Indonesian Political, Business & Finance News

Understanding the Nutri Level Regulation to Prevent Excessive Sugar Consumption

| | Source: REPUBLIKA Translated from Indonesian | Regulation
Understanding the Nutri Level Regulation to Prevent Excessive Sugar Consumption
Image: REPUBLIKA

The Ministry of Health (Kemenkes) has issued a regulation requiring the display of nutritional labels in the form of Nutri Level on ready-to-eat foods, particularly sweetened beverages. This regulation will be applied to large-scale businesses to guide society towards healthier consumption patterns.

Health Minister Budi Gunadi Sadikin stated that this policy is an educational effort to prevent excessive consumption of sugar, salt, and fat (GGL), as such conditions lead to various risks of non-communicable diseases, including obesity, hypertension, cardiovascular disease, stroke, and type 2 diabetes.

As an illustration, four diseases causing the largest financing burden for BPJS are related to excessive GGL consumption. For example, the financing burden for kidney failure has risen by more than 400 percent to Rp13.38 trillion in 2025 from just Rp2.32 trillion in 2019.

“Therefore, efforts are needed through the provision of information and education so that the public can more easily choose appropriate and healthy ready-to-eat foods according to their needs,” said Budi, quoted on Wednesday (22/4/2026).

Budi noted that this policy is part of the mandate of the Health Law to ensure that all cross-sectoral disease prevention policies run in harmony. “The Health Law mandates that cross-sectoral policies be aligned. Kemenkes is responsible for regulating ready-to-eat foods, while processed foods or factory products fall under the purview of the Food and Drug Supervisory Agency (BPOM),” said Budi.

Budi assured that this regulation in its initial stage does not target micro, small, and medium-scale ready-to-eat businesses such as warteg, carts, and small or simple restaurants.

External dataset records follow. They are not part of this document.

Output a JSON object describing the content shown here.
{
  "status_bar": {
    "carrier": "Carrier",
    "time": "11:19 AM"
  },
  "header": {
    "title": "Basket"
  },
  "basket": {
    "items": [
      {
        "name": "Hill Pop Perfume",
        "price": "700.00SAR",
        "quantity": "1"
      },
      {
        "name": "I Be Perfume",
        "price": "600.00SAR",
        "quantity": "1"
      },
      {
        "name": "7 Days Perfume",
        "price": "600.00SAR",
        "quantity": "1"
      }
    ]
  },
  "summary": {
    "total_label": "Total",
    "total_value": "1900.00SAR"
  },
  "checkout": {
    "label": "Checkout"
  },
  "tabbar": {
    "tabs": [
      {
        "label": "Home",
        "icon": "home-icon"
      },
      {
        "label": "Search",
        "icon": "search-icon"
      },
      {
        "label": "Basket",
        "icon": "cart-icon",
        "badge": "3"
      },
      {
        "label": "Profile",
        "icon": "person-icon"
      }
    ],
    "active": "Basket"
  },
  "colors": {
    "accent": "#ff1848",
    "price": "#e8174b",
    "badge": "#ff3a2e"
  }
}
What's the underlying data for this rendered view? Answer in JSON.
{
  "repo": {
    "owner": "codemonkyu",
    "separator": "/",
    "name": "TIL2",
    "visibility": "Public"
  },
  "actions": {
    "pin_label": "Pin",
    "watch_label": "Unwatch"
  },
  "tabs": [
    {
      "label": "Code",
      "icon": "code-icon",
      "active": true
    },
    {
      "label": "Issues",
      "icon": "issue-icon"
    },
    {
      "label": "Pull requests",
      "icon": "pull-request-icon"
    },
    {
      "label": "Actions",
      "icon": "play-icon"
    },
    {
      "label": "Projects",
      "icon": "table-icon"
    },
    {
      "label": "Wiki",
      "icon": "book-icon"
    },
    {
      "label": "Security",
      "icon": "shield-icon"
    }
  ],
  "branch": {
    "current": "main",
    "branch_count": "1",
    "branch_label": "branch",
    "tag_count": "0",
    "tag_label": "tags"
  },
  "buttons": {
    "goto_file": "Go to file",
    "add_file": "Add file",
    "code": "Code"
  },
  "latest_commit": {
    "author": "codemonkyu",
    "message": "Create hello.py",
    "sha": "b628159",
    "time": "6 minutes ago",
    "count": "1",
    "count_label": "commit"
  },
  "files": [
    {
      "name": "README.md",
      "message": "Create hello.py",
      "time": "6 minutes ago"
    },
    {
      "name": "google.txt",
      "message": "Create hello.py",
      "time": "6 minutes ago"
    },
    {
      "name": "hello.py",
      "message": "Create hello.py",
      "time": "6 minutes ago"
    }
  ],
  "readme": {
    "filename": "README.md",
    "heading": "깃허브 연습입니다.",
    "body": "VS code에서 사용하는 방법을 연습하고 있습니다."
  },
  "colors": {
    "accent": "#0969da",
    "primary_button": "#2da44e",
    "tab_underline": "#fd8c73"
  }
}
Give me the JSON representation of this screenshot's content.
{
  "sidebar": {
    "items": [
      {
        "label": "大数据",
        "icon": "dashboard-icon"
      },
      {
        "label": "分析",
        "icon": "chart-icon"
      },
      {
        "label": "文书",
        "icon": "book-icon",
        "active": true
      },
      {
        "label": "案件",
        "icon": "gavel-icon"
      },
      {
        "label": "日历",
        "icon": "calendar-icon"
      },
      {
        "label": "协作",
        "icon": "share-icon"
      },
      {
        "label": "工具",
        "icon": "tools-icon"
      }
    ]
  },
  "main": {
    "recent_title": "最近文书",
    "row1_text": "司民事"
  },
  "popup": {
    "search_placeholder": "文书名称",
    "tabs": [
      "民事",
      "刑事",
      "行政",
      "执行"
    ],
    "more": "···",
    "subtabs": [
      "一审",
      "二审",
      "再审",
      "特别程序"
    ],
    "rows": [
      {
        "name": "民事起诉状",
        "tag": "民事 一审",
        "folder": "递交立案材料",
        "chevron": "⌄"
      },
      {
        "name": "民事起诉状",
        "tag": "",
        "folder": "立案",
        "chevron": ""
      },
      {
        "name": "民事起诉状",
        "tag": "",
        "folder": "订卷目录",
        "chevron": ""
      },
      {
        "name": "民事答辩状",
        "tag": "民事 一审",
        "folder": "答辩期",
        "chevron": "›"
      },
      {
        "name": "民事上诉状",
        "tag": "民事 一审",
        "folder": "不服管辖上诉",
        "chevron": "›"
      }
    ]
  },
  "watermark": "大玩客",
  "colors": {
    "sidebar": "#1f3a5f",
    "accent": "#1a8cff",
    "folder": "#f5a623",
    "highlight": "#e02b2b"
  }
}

This regulation will require ready-to-eat sweetened beverages like boba, teh tarik, kopi susu aren, and juices produced by large-scale businesses to display nutritional labels and health messages in the form of Nutri Level. This information is presented on informational media as an educational effort for the public.

“Especially to reduce excessive consumption of sweetened beverages,” said Budi.

Budi explained that the informational media in question includes display on menu lists, retail packaging, brochures, banners, flyers, menu lists on commercial electronic applications, leaflets, and/or other forms of informational media.

The Nutri Level consists of:

  • Level A: a combination of the letter A with dark green colour.

  • Level B: a combination of the letter B with light green colour.

  • Level C: a combination of the letter C with yellow colour.

  • Level D: a combination of the letter D with red colour.

Level A has a lower GGL content compared to Level B, Level B has lower GGL content than Level C, and so on. “The display of Nutri Level is based on the self-declaration of business actors regarding the GGL content from tests by government laboratories or other accredited laboratories,” said Budi.